Macrium supports as many as four different WinPE versions,
and will download the materials needed on demand. However,
not all WAIK/WADK kits work on all OSes. There is a table
of what works somewhere.

The Linux ISO is initrd based and the image is a lot smaller.
Only 20MB of surface need be burnt on your CD.

Both cases can be analyzed with the services of 7ZIP.

The Macrium rescue disc procedures resist meddling,
so it's not really possible to have a positive influence
by trying to repair what it's doing by hand. I learned
some of that, trying to get WinPE4 working in WinXP recently.
It appears Microsoft has removed the components for download,
to make one of those. So the Macrium manifest file now
doesn't point to the stuff it should point to. You can try
making a later version of WinPE materials, using a Win7 or
Win10 PC, then testing whether the rescue disc works
on your WinXP machine. A newer release of Macrium should
be able to restore .mrimg files made with an older
version.

At some point, the entire universe will be 64 bit, and
there won't be sufficient materials to make 32-bit
machines happy any more. 32-bit-only machines today
are circling the gurgler.

Paul
  #34  
Old January 7th 19, 02:21 PM posted to alt.windows7.general
David B.[_10_]
external usenet poster
 
Posts: 286
Default Macrium Reflect Question

On 07/01/2019 01:09, Bill in Co wrote:
I rarely use that Windows 7 laptop at this point, so it hasn't been a big
issue for me. I'm using the Windows XP desktop computer almost all the
time, including right here.


FYI

Updates are cumulative(and have been for some time) for Windows 7, thus
January's update(and each month thereafter) will include December's(and
subsequent month) patches.

While one can hide updates on Win7, the more prevalent issue is Win7 has
about 1 yr of entire life support left. Anyone running Win7 should have
a plan to replace the device. Also of note, application software from
other companies will also cease support for Windows 7, some even prior
to MSFT Win7 end-of-life/support.

Plan ahead, MSFT is already on record that consumer's will not see an
extension of Win7 support after Jan 20, 2020.
- i.e. they won't make the same mistake they did by extending support
for XP.

--
....w¡ñ§±¤ñ
  #35  
Old January 7th 19, 03:38 PM posted to alt.windows7.general
Paul[_32_]
external usenet poster
 
Posts: 8,733
Default Macrium Reflect Question

David B. wrote:

Anyone running Win7 should have a plan to replace the device.


An abacus perhaps ?

Paul
  #36  
Old January 7th 19, 04:04 PM posted to alt.windows7.general
Ken Blake[_5_]
external usenet poster
 
Posts: 2,122
Default Macrium Reflect Question

On Sun, 06 Jan 2019 18:06:48 -0600, Char Jackson
wrote:

On Sun, 6 Jan 2019 17:12:56 -0500, Zaidy036 wrote:

As I understand you have one HDD with partitions C and D and are
therefor making an image back onto the HDD you are imaging.

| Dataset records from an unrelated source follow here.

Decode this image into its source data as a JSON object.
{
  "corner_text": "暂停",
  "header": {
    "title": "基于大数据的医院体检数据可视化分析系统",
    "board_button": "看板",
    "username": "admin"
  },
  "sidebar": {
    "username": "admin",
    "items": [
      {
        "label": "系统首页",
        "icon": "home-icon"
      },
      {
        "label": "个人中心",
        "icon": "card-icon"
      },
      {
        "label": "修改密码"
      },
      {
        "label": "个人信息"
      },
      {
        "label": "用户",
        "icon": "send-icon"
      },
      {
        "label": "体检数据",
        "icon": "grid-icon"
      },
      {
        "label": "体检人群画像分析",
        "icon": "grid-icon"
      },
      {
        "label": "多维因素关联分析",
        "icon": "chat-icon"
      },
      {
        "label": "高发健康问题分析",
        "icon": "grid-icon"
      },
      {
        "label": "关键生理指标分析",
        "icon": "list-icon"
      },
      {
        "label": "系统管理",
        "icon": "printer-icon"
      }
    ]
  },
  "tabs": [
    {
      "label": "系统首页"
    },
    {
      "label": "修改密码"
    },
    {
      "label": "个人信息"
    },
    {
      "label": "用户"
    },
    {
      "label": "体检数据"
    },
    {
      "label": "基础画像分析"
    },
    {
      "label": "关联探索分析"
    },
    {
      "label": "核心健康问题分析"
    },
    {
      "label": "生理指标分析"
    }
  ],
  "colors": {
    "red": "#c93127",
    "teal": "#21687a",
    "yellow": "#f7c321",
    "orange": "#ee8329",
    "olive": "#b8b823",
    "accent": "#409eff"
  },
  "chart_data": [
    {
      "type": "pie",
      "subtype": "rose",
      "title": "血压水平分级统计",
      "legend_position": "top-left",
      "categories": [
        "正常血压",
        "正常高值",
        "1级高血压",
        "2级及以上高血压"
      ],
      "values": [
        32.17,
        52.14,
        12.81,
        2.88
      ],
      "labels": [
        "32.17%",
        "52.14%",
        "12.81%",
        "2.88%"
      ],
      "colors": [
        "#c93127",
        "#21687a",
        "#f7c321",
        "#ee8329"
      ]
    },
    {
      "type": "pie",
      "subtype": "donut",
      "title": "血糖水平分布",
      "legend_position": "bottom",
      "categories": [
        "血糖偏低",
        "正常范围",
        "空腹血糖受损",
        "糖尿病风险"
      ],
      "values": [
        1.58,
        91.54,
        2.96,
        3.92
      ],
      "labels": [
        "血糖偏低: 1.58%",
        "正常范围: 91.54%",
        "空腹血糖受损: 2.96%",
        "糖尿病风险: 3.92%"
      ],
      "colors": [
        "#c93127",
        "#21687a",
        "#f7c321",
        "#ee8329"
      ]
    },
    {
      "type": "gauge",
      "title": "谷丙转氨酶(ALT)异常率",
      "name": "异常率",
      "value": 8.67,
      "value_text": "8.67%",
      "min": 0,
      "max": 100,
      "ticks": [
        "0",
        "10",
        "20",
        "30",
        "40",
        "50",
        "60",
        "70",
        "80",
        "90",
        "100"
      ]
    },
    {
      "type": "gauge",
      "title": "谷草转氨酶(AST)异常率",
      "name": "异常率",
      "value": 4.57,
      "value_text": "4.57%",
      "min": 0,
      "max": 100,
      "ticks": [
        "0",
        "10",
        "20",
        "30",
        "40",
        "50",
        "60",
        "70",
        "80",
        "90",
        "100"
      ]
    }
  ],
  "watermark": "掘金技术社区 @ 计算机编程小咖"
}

That has to be confusing for any imaging program and is probably why you
are having the C/D problem on restore.


If he's imaging C: and storing it on D:, it doesn't matter in the
slightest that C: and D: are two partitions on the same physical disk.
No imaging program is going to have a problem with that.




Right. Hardly any program, imaging or not, would even know they are
two partitions on the same physical disk.